El inicio estuvo marcado por la audiencia preliminar a la esposa del presidente, Begoña Gómez, quien debe responder en un proceso que involucra posibles delitos como corrupción, malversación y tráfico de influencias. El juez Juan Carlos Peinado insiste en la obligación de su presencia personal, mientras la defensa busca el archivo del caso y la acusación popular solicita una condena prolongada.

En paralelo, la semana continuó con la comparecencia de Mercedes González, directora general de la Guardia Civil, ante la Comisión de Interior del Senado. Su testimonio se centró en aclarar sus contactos con Leire Díez, una figura implicada en una investigación judicial que investiga presuntas irregularidades dirigidas por el juez Santiago Pedraz. González admitió algunos encuentros, aunque diversos informes policiales cuestionan la naturaleza y finalidad de estas reuniones.

Entre el miércoles y jueves, la atención se trasladó a la Audiencia Nacional con la citación de José Luis Rodríguez Zapatero en relación con el caso Plus Ultra, así como al hallazgo de joyas incautadas en su despacho, puntos que intensificaron el debate sobre la influencia y transparencia en la gestión pública. Su declaración implicó un análisis más profundo sobre responsabilidades y posibles consecuencias legales.

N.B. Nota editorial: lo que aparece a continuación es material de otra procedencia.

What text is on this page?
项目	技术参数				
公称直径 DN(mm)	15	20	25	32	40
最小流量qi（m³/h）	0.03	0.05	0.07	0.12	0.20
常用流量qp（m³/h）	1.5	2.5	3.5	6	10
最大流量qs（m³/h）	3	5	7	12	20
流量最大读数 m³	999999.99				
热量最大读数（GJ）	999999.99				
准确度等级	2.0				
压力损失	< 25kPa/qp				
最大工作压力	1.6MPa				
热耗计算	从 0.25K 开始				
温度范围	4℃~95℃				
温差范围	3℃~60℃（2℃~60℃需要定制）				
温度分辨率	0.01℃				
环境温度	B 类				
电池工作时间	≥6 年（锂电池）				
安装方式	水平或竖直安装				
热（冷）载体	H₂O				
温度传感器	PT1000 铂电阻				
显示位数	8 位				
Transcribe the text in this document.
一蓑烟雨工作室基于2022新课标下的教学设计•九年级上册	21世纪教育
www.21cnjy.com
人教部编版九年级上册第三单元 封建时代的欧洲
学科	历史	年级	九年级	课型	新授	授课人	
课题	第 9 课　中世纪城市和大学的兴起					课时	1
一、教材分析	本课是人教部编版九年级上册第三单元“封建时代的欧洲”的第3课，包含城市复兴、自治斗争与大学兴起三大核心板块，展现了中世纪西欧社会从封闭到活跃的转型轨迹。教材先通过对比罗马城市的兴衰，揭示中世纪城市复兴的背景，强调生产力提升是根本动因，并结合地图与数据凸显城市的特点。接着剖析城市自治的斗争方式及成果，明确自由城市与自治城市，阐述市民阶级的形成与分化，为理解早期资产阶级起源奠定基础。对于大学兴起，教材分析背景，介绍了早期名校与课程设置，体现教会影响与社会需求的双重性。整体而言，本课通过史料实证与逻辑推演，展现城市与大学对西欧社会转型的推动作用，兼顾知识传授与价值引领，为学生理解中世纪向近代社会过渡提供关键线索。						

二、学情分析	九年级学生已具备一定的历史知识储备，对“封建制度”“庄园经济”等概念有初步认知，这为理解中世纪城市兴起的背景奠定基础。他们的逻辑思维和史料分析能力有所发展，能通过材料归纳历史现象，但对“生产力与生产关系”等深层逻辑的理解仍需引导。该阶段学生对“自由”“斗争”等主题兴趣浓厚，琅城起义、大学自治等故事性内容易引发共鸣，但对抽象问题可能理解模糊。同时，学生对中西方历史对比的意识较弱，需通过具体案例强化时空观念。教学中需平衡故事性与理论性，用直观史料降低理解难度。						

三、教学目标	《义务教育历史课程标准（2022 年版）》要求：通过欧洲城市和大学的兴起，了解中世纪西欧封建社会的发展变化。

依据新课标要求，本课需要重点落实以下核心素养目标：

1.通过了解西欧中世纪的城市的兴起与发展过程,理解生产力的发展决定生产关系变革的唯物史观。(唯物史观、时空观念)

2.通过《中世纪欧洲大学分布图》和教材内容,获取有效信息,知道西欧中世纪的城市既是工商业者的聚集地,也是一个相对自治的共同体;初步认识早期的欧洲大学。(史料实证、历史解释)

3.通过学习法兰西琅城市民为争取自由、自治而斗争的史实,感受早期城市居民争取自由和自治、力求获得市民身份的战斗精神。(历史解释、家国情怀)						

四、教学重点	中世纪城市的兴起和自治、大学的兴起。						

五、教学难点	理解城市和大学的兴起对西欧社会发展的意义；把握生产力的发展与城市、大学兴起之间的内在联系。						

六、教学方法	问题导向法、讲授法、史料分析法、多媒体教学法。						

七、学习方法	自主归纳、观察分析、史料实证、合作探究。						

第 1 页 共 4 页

Finalmente, la semana concluyó con la comparecencia de Teresa Peramato, fiscal general del Estado, ante el mismo tribunal. La Fiscal explicó una serie de procedimientos que han desencadenado estas investigaciones y defendió la actuación del Ministerio Público en un contexto de creciente presión política y mediática.

Estas cuatro comparecencias se desarrollaron en un momento delicado para Moncloa, que denuncia una ofensiva política y judicial contra su equipo más próximo. La oposición, por su parte, señala que este cúmulo de procedimientos y declaraciones públicas dibuja un escenario insólito para la estabilidad gubernamental, poniendo en riesgo la continuidad y la imagen del Ejecutivo.